The number of subjects per variable required in linear regression analyses

I would like to discuss this work, wherein Austin and Steyerberg aim to estimate the number of samples required to adequately estimate a regression coefficient.

Their first approach to doing this is to take a dataset, fit an OLS full model to it, take subsets of increasing size from this full data, estimate outcomes for the reduced subsets using the coefficients of the full model, then estimate the coefficients of the reduced subset models and compared with the full model.

But, it seems to me noteworthy here that the performance of the full models was very low. From the dataset, they used two variables as outcome variables (systolic blood pressure and heart rate at discharge) and the R-squared were 0.24 and 0.10.

They proceed to show that coefficients could be reasonably estimated with only 2 samples/coefficient.

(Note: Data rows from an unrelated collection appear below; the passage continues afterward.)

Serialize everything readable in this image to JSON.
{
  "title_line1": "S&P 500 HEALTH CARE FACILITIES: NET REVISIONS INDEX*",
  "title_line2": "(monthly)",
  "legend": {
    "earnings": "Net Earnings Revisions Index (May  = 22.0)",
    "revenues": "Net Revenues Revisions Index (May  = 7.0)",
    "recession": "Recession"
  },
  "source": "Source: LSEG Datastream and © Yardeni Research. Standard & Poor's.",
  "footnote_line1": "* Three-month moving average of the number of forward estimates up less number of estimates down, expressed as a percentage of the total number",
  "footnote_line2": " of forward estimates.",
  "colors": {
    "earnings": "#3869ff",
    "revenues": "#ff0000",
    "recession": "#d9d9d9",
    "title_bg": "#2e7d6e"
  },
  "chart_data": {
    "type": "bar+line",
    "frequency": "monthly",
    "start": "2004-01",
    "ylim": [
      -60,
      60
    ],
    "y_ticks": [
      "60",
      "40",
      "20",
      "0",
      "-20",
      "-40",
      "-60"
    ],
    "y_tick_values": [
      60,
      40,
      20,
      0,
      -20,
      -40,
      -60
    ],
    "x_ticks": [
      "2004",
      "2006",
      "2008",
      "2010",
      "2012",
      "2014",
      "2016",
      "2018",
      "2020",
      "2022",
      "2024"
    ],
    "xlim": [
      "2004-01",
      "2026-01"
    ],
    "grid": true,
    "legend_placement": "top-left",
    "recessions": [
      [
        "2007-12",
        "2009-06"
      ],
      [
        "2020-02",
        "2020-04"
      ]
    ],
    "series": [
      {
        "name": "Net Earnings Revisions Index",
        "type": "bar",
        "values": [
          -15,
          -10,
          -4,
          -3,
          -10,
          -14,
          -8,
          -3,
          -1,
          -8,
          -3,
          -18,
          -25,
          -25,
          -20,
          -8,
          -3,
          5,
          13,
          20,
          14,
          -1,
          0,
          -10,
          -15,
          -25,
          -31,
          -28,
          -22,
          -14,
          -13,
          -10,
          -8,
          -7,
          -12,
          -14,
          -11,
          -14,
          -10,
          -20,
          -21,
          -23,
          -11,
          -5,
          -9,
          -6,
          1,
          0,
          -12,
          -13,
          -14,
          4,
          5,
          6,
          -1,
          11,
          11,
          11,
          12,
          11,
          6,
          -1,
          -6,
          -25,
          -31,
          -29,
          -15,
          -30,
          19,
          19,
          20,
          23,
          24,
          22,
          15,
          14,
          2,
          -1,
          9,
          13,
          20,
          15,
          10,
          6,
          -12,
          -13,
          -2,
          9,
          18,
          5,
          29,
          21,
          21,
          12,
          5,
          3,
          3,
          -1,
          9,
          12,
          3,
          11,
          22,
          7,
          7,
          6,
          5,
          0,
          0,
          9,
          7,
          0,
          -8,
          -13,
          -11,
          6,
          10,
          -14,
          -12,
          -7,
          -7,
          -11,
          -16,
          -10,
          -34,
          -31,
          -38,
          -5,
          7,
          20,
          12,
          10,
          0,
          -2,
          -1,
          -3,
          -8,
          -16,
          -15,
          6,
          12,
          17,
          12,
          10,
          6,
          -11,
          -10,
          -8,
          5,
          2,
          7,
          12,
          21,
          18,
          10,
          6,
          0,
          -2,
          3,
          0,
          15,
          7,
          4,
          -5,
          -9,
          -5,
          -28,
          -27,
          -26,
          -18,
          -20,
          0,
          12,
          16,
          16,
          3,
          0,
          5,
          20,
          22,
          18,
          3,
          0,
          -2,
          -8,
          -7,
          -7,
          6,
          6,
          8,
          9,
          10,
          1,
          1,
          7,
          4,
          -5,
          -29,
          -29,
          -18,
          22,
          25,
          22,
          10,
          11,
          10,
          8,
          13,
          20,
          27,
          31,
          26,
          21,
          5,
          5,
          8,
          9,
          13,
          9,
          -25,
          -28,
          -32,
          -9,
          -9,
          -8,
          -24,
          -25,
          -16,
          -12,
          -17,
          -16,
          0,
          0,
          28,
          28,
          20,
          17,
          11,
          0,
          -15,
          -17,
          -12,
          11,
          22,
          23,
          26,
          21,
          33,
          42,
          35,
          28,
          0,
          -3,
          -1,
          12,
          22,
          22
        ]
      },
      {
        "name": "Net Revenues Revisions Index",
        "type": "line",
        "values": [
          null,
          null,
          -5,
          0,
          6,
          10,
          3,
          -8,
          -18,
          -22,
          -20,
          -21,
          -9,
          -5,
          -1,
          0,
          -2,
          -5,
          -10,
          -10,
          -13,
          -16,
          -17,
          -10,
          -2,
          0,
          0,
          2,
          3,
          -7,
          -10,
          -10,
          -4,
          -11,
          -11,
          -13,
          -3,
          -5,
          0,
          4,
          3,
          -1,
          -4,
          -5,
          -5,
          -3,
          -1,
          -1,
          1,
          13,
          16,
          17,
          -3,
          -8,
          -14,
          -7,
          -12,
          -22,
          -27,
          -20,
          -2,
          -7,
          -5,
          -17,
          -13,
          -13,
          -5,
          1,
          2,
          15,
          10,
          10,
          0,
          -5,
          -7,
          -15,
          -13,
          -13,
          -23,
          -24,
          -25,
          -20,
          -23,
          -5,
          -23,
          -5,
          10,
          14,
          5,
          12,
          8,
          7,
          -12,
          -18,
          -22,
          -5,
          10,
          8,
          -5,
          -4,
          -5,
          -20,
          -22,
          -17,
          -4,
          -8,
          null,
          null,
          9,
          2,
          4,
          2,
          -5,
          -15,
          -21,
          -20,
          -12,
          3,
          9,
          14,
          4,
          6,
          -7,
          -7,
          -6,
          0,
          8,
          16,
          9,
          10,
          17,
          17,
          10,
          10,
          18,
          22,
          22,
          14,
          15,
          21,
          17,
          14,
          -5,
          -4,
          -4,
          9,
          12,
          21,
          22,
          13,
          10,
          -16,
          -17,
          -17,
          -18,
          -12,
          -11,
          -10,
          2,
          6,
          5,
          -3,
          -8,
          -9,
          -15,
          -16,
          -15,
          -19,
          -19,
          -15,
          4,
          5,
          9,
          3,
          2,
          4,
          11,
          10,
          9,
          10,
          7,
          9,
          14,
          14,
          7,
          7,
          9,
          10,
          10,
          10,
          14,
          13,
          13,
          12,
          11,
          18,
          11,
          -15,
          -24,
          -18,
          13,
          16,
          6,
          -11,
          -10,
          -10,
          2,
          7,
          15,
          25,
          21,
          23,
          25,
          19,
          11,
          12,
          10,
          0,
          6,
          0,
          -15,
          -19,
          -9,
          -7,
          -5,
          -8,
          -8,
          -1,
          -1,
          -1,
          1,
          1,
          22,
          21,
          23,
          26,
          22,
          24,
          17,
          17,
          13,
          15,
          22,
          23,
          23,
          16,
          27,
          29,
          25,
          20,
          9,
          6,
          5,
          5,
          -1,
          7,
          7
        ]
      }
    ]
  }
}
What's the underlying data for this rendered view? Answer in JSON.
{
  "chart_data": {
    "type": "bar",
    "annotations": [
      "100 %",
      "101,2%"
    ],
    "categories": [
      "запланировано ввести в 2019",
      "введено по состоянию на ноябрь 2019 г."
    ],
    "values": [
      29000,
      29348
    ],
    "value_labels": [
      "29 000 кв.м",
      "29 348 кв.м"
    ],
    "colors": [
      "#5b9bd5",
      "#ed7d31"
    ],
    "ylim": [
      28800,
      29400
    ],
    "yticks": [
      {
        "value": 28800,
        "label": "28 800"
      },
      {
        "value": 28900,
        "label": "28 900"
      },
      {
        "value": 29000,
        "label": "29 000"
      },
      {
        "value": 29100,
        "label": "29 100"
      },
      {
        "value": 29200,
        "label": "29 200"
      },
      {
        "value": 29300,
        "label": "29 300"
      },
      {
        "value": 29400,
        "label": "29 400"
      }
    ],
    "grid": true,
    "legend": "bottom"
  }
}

I would think, though, that this finding rather supports that the coefficients of a poor model can be estimated with only 2 samples per coefficient. That is to say, if the coefficients of the full model are hardly useful in predicting the outcome, then maybe smaller subsamples are required to reconstruct them. Maybe this is totally incorrect of me, and thus I welcome discussion.

Admittedly, they do proceed to show similar findings in subsequent simulations, but I understand that simulation results should always come with the disclaimer that the findings of the experiment are confined to the conditions of the simulation generation process.

This is no critcism to the authors, I just hope to gain a deeper understanding about their methodology and findings. The number of samples requried to estimate a regression coefficient is a very relevant question in the current high-dimensional data environment and the results concluded by the authors appear much lower than other results I’ve came across, hence the curiosity!

1 Like

I hope that @Ewout_Steyerberg @ESteyerberg can respond.

Your starting point is problematic because R^2 does not inform you of bad performance without taking into account the difficulty of the task. R^2=0.1 may be as good as anyone could get for the dataset. The question, I think, needs to be framed in terms of not losing much from whatever an “optimum” R^2 is for the problem at hand.

I hope so too, thanks Professor Harrell.

I guess I’m exposing my ignorance here then because I’d say in most situations that I am familiar with an R-squared of 0.1 would be rather disappointing (and I’d say this applies to the case in the paper). I understand test statistics are often problem-specific but I would have thought R-squared to be relatively immune to this. Could you give me an example in which R-squared = 0.1 might be considered a win?

Example: The difficult task of predicting the number of days until an individual dies. Expect the R^2 to be low. That doesn’t mean it’s not the best model for the task.